Alle Wetten zur 2.Liga gibt´s hier
 

Am Sonntag fallen auch in der 2. Bundesliga die letzten Entscheidungen. Wir blicken zurück auf die Spielzeit 2017/18 und präsentieren euch die besten Wettmöglichkeiten zum letzten Spieltag.

Nürnberg möchte im eigenen Stadion feiern

In den vergangenen zwei Wochen haben sowohl der 1.FC Nürnberg als auch Fortuna Düsseldorf den Aufstieg in die Fußball Bundesliga bereits perfekt gemacht. Nun treffen sie noch einmal direkt aufeinander.


Müdes Auslaufen?

Sportlich geht es zwar„nur noch“ um die Meisterschaft im deutschen Unterhaus, mit einer Niederlage möchte sich aber keine der beiden Mannschaften in die Bundesliga verabschieden.

Nach dem 2:0-Auswärtssieg bei den in der Regel kompakt stehenden Sandhäusern darf der 1.FC Nürnberg weiter auf die Meisterschaft in der 2.Bundesliga hoffen.

Die Düsseldorfer Fortuna spielte, nachdem sie bereits eine Woche zuvor als erstes Team den sicheren Aufstieg feiern konnte, währenddessen nur 1:1-Unentschieden beim furiosen Aufsteiger aus Kiel und gab damit die Tabellenführung an die Nürnberger ab.

 

Glücklicher Club oder Düsseldorfer Spielverderber?

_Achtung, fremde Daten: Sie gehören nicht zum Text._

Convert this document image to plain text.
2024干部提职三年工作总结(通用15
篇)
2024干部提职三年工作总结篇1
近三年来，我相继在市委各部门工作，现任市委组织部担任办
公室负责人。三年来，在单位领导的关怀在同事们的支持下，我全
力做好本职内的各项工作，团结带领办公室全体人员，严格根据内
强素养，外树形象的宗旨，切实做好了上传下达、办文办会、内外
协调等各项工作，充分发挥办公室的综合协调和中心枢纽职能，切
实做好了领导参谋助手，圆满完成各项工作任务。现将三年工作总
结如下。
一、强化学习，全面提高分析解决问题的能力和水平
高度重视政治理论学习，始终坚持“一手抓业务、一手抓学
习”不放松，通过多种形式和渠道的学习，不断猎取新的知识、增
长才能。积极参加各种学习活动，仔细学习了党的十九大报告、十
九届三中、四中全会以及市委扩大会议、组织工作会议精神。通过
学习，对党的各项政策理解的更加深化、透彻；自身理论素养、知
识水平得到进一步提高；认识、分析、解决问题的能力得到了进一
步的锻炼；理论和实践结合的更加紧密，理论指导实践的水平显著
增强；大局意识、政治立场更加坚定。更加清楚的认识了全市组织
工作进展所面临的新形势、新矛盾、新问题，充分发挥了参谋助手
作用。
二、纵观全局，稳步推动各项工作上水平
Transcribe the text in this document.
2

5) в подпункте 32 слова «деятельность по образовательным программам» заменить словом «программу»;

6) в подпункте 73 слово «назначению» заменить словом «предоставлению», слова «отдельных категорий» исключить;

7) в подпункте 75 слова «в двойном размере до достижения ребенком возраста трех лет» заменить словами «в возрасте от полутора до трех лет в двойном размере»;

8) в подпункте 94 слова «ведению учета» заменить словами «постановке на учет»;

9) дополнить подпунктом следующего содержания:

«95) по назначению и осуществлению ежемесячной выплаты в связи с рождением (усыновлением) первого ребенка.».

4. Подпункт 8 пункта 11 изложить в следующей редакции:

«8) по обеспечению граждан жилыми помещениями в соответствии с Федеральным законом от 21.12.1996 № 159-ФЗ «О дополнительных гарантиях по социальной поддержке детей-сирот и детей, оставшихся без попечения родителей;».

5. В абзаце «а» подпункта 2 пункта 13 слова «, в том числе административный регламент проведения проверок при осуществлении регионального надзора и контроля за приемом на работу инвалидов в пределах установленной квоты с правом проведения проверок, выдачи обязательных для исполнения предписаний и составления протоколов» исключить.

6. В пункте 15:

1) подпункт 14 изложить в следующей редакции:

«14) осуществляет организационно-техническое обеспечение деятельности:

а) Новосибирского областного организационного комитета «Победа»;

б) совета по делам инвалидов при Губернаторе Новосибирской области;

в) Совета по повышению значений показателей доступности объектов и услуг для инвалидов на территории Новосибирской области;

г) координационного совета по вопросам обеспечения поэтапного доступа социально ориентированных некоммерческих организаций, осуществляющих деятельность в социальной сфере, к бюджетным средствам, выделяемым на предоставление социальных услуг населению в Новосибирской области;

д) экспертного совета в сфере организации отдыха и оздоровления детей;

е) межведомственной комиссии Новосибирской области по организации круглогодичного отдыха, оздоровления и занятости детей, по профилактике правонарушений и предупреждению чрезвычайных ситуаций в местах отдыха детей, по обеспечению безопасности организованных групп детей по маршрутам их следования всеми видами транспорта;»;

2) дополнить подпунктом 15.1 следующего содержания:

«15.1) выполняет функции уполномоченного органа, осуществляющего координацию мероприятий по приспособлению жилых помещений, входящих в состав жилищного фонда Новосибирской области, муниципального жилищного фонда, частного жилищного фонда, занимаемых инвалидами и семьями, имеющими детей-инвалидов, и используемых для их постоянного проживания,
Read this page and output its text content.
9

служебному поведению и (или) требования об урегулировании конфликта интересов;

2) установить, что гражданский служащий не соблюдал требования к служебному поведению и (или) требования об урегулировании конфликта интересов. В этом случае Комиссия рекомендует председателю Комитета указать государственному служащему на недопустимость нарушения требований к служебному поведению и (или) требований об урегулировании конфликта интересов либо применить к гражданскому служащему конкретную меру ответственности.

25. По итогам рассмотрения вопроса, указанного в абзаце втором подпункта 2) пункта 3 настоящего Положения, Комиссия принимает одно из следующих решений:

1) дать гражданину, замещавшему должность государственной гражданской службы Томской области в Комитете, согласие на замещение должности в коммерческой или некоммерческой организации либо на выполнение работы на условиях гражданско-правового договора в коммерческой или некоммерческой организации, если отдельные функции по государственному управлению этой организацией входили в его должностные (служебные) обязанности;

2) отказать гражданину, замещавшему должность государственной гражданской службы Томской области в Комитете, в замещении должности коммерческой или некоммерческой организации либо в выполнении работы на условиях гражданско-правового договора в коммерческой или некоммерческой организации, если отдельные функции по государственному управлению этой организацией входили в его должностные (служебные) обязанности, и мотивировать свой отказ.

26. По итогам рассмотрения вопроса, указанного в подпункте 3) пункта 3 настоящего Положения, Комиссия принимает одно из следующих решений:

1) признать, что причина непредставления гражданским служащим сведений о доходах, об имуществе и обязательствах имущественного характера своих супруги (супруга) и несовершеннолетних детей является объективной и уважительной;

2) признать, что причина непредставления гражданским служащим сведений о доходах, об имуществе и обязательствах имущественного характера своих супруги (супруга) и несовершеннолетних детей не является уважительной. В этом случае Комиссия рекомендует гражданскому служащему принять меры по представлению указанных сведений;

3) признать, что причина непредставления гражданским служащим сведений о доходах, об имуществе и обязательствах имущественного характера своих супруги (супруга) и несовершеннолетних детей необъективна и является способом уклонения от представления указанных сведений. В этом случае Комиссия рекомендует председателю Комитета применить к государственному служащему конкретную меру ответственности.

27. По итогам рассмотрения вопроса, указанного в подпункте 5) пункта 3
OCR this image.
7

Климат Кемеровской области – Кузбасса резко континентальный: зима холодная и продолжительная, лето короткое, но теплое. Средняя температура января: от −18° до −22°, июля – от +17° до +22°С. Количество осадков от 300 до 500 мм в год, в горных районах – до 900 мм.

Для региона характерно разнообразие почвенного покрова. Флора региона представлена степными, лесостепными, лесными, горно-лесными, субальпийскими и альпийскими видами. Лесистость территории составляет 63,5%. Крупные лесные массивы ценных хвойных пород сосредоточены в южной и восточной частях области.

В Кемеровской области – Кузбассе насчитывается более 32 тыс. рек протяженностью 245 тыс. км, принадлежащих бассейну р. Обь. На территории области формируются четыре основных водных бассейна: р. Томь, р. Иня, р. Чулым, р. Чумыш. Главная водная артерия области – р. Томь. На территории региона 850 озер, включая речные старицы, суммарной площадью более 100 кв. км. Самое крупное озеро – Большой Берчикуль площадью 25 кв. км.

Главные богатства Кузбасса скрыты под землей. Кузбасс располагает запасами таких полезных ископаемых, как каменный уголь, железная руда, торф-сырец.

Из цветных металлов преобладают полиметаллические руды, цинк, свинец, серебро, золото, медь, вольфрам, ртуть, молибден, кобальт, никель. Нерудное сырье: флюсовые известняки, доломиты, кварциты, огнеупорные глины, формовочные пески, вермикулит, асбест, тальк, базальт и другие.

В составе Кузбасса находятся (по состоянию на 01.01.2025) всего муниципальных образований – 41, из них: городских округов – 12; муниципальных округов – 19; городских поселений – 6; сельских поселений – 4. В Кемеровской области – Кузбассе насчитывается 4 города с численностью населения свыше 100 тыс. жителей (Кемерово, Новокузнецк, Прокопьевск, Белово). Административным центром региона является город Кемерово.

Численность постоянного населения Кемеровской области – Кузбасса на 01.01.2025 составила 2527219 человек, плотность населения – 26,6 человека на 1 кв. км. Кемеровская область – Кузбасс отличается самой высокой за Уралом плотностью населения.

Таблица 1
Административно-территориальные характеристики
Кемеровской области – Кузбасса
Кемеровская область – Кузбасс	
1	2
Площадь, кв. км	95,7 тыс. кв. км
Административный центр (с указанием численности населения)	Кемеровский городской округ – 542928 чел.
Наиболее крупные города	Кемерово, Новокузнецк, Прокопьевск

Schon länger war klar, dass die Meisterschaft nicht zu Hause im eigenen Stadion gefeiert werden kann. Trotzdem möchten die Rheinländer im Max-Morlock-Stadion zum Spielverderber werden. Dafür braucht das Team von Friedhelm Funkel allerdings in jedem Fall einen Auswärtssieg bei den Franken.

In Sachen Torverhältnis muss die Fortuna (+12) nämlich schon seit Wochen der Konkurrenz aus Kiel und Nürnberg (beide +23) hinterher schauen. Bei der aktuell mit dem Club gleichen Punktzahl von 60 reicht für die Franken daheim also ein Unentschieden, das mit einer 3.45-Quote belohnt würde.


In der 2. Liga ist bis zum Schluss unglaublich viel möglich

Um zu bemerken, wie ausgeglichen es in der 2.Liga dieses Jahr zugeht, reicht schon der Blick auf die Tabelle.

Vergangene Saison hatte der Tabellendritte (damals Eintracht Braunschweig) am Ende 66 Punkte auf dem Konto und schaffte es damit in die Relegation gegen den VfL Wolfsburg. Eine Punktzahl, die die feststehenden Aufsteiger aus Nürnberg und Düsseldorf nicht mehr erreichen können.


39 Punkte: 2018 zu wenig für den Klassenerhalt

Und genauso, nur andersherum, verhält es sich auch im Tabellenkeller. Erst letztes Wochenende hat sich die Zahl der um den Abstieg spielenden Teams von zehn auf sechs verringert. Im Abstiegskampf wird fleißig gepunktet und das kompensiert, was noch vor einem Jahr von den Direktaufsteigern aus Stuttgart und Hannover gepachtet wurde.

Die Konsequenz: Arminia Bielefeld und Erzgebirge Aue wären mit ihrer Bilanz aus dem Vorjahr (37 und 39 Punkte) in diesem Jahr sang- und klanglos abgestiegen.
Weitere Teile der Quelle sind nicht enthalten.